Using the k-fold 3-sigma algorithm is more applicable if it’s known that outliers will skew in one direction or another. If there are outliers on both sides of normal data points, or there are enough outlier data points to make the algorithm believe that nothing is outlying, then the k-fold 3-sigma algorithm will not provide significant results.

DBSCANDensity-Based Spatial Clustering of Applications with Noise (DBSCAN) is an unsupervised machine learning algorithm used to create a machine learning model for identifying time series data sets as outliers:
  • Time series data sets are grouped in such a way that data points in the same cluster are more similar to each other than those in other clusters.

  • Clusters are dense regions of time series data sets, separated by regions of lower density.

  • If a time series data set belongs to a cluster, it should be near many other time series data sets in that cluster.

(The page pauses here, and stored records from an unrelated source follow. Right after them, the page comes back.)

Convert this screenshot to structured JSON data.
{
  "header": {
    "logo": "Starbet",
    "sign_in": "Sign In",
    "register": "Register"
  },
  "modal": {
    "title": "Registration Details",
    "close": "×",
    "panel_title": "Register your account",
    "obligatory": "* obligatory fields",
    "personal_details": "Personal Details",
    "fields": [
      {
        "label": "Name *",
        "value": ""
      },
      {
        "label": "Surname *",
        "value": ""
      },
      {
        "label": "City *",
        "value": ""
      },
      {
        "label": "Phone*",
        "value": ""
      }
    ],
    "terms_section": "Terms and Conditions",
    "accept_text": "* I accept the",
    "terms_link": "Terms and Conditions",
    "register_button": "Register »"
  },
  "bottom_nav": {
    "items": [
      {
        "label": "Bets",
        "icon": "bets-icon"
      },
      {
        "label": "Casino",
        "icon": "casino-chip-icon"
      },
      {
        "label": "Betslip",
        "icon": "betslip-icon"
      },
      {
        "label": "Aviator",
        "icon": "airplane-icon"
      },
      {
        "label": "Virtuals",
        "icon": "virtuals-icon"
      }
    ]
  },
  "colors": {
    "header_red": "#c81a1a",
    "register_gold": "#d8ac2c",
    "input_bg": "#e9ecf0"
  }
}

  • Time series data sets in lower density regions are classified as outliers.

Using the DBSCAN algorithm is more applicable if outliers appear inside the 3-sigma threshold of the other data points. DBSCAN can find outlying behavior that doesn’t appear as a significant deviation from the normal behavior at any given time step.

Sigma coefficient (k-fold-3sigma only)

The sigma coefficient is a thresholding argument (default value is 3). The thresholding argument determines, at each point in time for a series, how far away a value must be from the other values to be marked as an outlier.

Sensitivity

Sensitivity is used to calculate the outliers, m, that the algorithm seeks to find in the data. Sensitivity determines the number of time series test data sets to return as outliers (the top m are returned):

Learning period

See the Learning period description of the “Understanding HealthBot Anomaly Detection” section.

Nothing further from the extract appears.